One day, a new cat arrives in his neighbourhood and Xanah gets a new friend. Xanah now shares the same playfulness with her new friend like she does with Ryan. Ryan misses the sole attention of his best friend which is now equally shared with her new friend. Ryan eventually realizes that he has no right to curb Xanah's freedom and independence just because she is not human. He finally lets Xanah to be her own self and enjoy her cat life without any insecurity.

==Production and music==

The film uses a novel effect of combining 2D and 3D animation. The outlines of both characters are hand drawn and animated in 2-D, while the scenes are rendered in 3D. Hum Badal Gaye is the first-ever musical attempt, from northeast India, to produce a beautiful amalgamation of music with animation. The animation film was created by brothers Ryan Hazarika and Axl Hazarika. Directed by Ryan Hazarika, the animation part is done by both of them. While music and post production of the film is done by Axl Hazarika. The storyline of the animation film, which focuses on the friendship between a boy and a cat, throws light on the noble cause of affection towards the innocent animals who often fall prey to several human atrocities. It is also in dedication to the less fortunate, unprivileged kids of our society who miss the very opportunity to experience the essence of such relationships in their lives.

The original score is created by Assamese avant-garde / new age music composer Axl Hazarika, who is a well known composer in the Indian rock and metal scene. The soundtrack of the film, Hum Badal Gaye, is composed, mixed, mastered and produced by Axl Hazarika. The soundtrack of the film was released on 14 February 2012 in celebration of Valentine’s day worldwide.
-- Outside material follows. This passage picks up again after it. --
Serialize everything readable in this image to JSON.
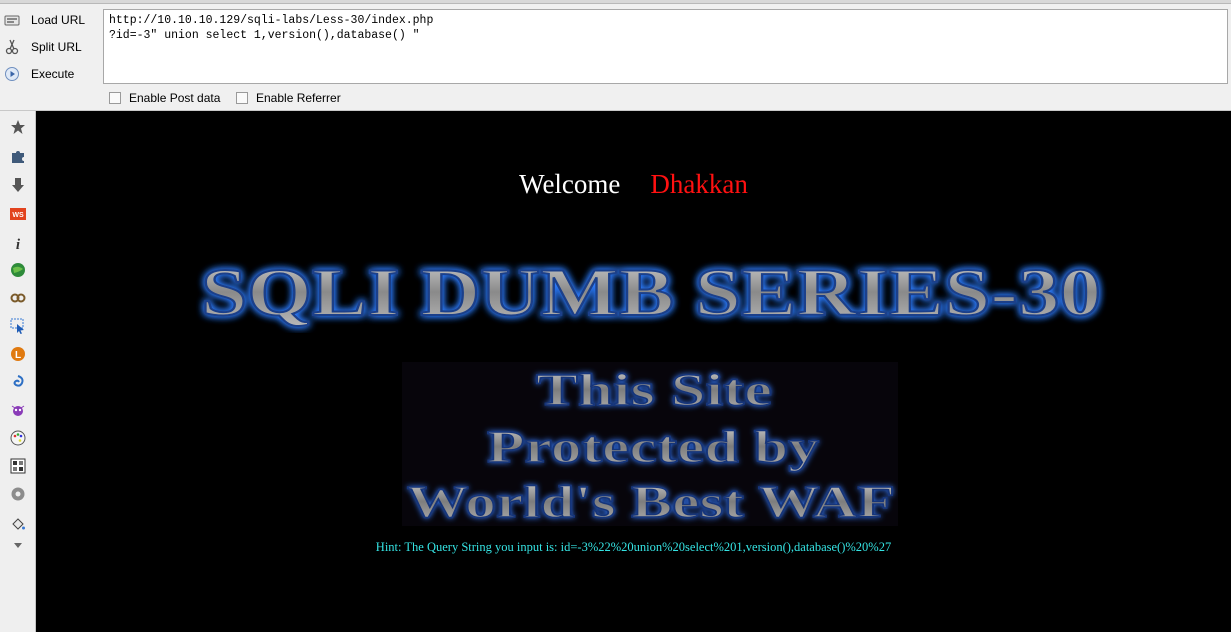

==Critical reaction, reception, and records ==

Hum Badal Gaye is premiered simultaneously in all the major television channels of northeast India which includes DY365, Frontier TV, Rang channel, Ramdhenu channel, Newslive, NETV, NEHIFI, etc. Axl Hazarika became the only artist from northeast India to reach the no. 1 position on YouTube musician charts which remains a record for a musician from northeast India.